Yun Ye new sources of “flagging” belonging to the administrative examination and approval procedures are fully completed immediately after the development and construction of “the road”, investment value is large, the transfer of nominal transfer of company shares, but the actual “flagging” transfers can be so much higher than the market price, it is inevitable to the imagination.
In fact, in lengthy approval chains each link there is a “rent-seeking” conditions, relevant departments have been brewing cancel PV “flagging”. October 2013, the media reported that the NDRC was in accordance with the deployment of a new round of institutional reform of the State Council, amend the list of Government-approved investment projects, approved by the new approach, as a pre-condition of project approval, businesses and local governments for a long time suffered from bitter “flagging” approval and is expected to be canceled, however, after which no further details.
“Superficial” assessment report
In addition to the series of strange events, this stock right transfer of assets appraisal reports there were flaws.
Assessment report showed that Yun Ye new energy was founded in March 25, 2013, the paid-up capital of 100 million Yuan, for 2013-net assets of 20 million Yuan, in accordance with the basic law after the assessment of the net assessed value of 19.9977 million Yuan, according to the income approach the appraisal amount to 134 million Yuan.

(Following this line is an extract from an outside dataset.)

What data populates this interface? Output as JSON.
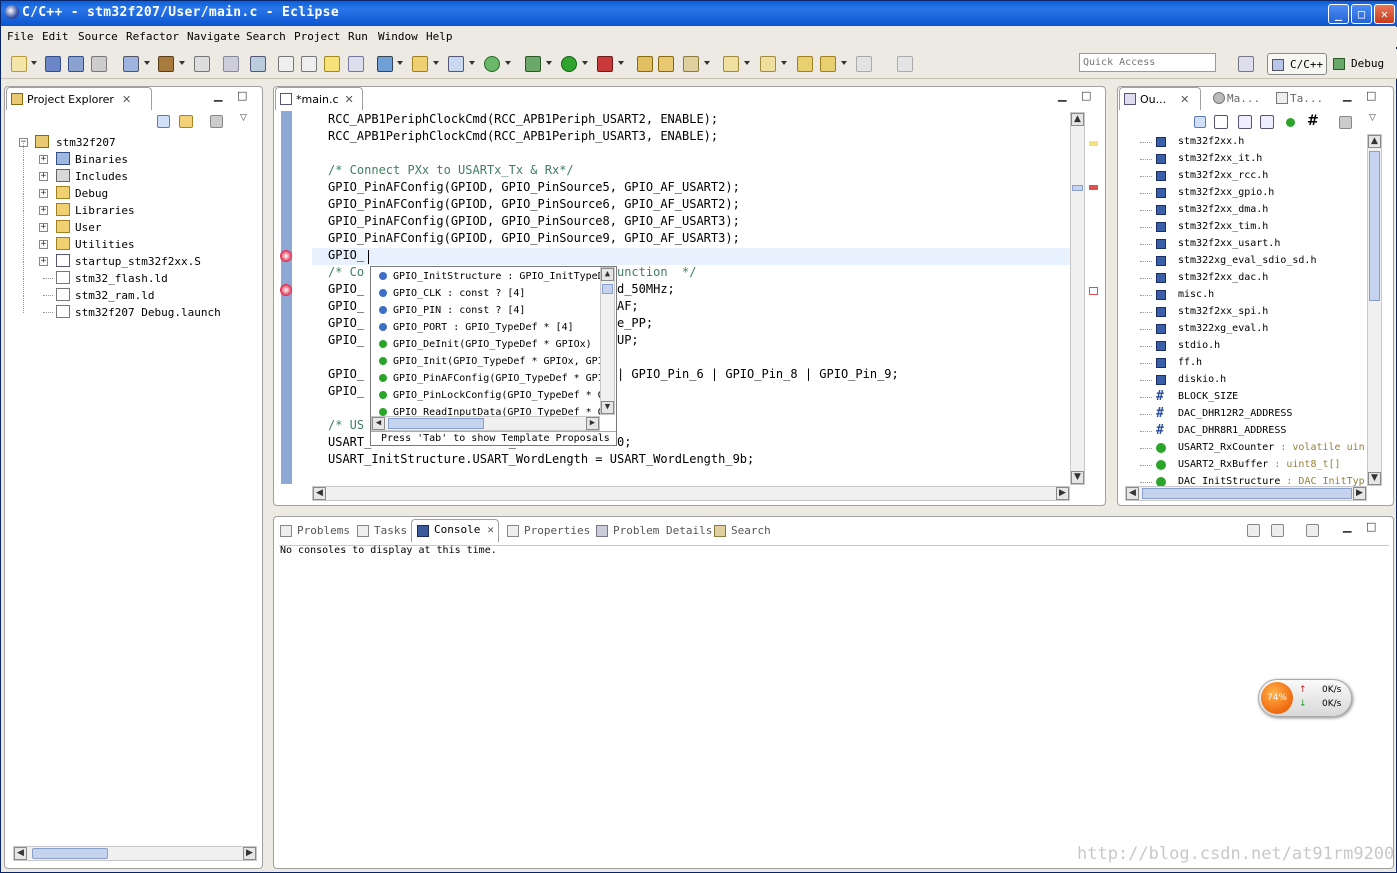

Announcement according to equity exchange, the listing price in the light of the transfer of income approach ultimately to 146.5 million dollars.
Worth noting is that asset based method set out in the detailed assessment has dozens of pages, and the income approach, only one sentence conclusion, there is no evaluation process.
At the end of the report “hearsay evidence” said the photovoltaic industry is a key national policies to support the industry, its (stake) in value reflected in the completion of the future benefits of income results reflects the company’s shareholders ‘ equity value of law.
According to the securities times reported, one industry source said that whatever the asset evaluation report is generally applied in the underlying approach, income approach, market approach two or three ways to undertake detailed analysis of, in particular, assess the value of the final choice will be a detailed comparison.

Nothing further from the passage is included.